Tips for lighting deck stairs
Lighting exterior stairs is a delicate process, so don’t install fixtures willy-nilly and hope for the best. In some ways, stairs with poor lighting can be more dangerous than stairs with no lighting at all. As a rule, you want to avoid creating shadows that can lead to uncertain footing, but you also don’t want to flood the area with light and blind someone climbing the stairs. Remember that light-colored stair materials, or treads and risers built from contrasting materials, require less illumination than dark stair materials. Also, unless beams of light overlap, avoid positioning fixtures on alternating sides of a staircase.
A. When mounting light fixtures on stair risers, select recessed fixtures to avoid trip hazards. Shaded or louvered fixtures direct light down rather than straight out and won’t distract people ascending the stairs.

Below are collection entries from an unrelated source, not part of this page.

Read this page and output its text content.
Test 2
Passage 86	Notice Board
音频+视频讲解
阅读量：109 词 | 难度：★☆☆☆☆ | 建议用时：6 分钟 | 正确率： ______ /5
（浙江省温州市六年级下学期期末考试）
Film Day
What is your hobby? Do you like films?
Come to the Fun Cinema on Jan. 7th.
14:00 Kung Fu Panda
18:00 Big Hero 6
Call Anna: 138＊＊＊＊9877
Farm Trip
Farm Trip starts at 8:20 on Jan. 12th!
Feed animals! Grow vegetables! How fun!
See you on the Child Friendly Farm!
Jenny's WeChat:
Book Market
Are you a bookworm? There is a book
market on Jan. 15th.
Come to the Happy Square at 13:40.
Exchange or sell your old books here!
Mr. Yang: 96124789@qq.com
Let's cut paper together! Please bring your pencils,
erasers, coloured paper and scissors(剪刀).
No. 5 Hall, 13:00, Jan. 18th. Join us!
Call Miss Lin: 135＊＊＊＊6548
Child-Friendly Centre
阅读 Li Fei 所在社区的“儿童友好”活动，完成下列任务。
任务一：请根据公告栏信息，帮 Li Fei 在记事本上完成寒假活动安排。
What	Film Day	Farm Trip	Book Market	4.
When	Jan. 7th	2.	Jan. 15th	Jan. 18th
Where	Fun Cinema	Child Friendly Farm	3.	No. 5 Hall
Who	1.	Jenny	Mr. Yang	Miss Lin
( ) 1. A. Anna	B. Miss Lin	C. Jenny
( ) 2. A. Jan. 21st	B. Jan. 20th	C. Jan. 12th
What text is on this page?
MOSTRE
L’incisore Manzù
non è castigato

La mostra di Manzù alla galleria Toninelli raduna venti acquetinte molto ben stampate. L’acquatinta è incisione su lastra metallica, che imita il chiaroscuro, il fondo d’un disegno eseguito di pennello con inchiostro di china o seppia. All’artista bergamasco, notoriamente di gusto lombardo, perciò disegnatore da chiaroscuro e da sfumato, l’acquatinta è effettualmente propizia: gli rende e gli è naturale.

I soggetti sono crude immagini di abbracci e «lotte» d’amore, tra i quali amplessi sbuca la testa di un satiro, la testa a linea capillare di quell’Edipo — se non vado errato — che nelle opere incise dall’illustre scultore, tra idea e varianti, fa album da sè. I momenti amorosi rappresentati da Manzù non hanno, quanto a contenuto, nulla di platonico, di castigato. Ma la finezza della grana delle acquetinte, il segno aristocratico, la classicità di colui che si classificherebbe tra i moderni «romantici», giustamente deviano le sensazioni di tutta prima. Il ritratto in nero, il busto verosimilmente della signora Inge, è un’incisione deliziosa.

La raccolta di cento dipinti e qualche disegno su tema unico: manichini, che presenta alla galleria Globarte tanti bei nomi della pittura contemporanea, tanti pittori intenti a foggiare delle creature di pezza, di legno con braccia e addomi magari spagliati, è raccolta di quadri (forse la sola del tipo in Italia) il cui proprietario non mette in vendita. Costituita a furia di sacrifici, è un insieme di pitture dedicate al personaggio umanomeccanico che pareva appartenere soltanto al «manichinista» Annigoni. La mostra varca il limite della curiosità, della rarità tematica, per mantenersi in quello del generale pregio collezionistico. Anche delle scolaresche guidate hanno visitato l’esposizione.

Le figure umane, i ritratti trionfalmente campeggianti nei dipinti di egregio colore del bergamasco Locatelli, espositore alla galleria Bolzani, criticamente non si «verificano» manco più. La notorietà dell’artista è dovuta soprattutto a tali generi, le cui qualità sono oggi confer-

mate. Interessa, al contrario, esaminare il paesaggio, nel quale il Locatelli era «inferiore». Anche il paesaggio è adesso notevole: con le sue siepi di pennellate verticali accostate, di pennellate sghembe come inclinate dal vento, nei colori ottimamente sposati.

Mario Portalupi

B. When mounting light fixtures on stair stringers or near the bottom of stair railings, consider their height and placement in relation to the treads. If space allows, raising the fixture casts light over a wider area.
Bulb types: incandescent or LED?
The world of exterior accent lighting is dominated by incandescent bulbs and LEDs. Incandescent technology is well-established, and the bulbs are widely available in several different shapes and wattages for only a few bucks apiece, making replacement quick and easy. They cast a softer, warmer light (photo left) than LEDs, but are inefficient because 95% of the energy they consume is emitted as heat. Also, incandescent bulbs have a relatively short life span of 1000 to 2000 hours of use. LEDs (below) are more expensive because you are paying not just for the bulb, but also for the housing and circuitry that go with it. Their life span is longer—from 10,000 to 100,000 hours of use, depending on the quality of the unit—and LEDs produce little heat. Also, rather than burning out like ordinary bulbs, LEDs dim slowly over time. The trade-off is that unless mirrors or reflective surfaces are used, the light output is focused narrowly in only one direction and can be harsh on the eyes in contrast with a dark backyard.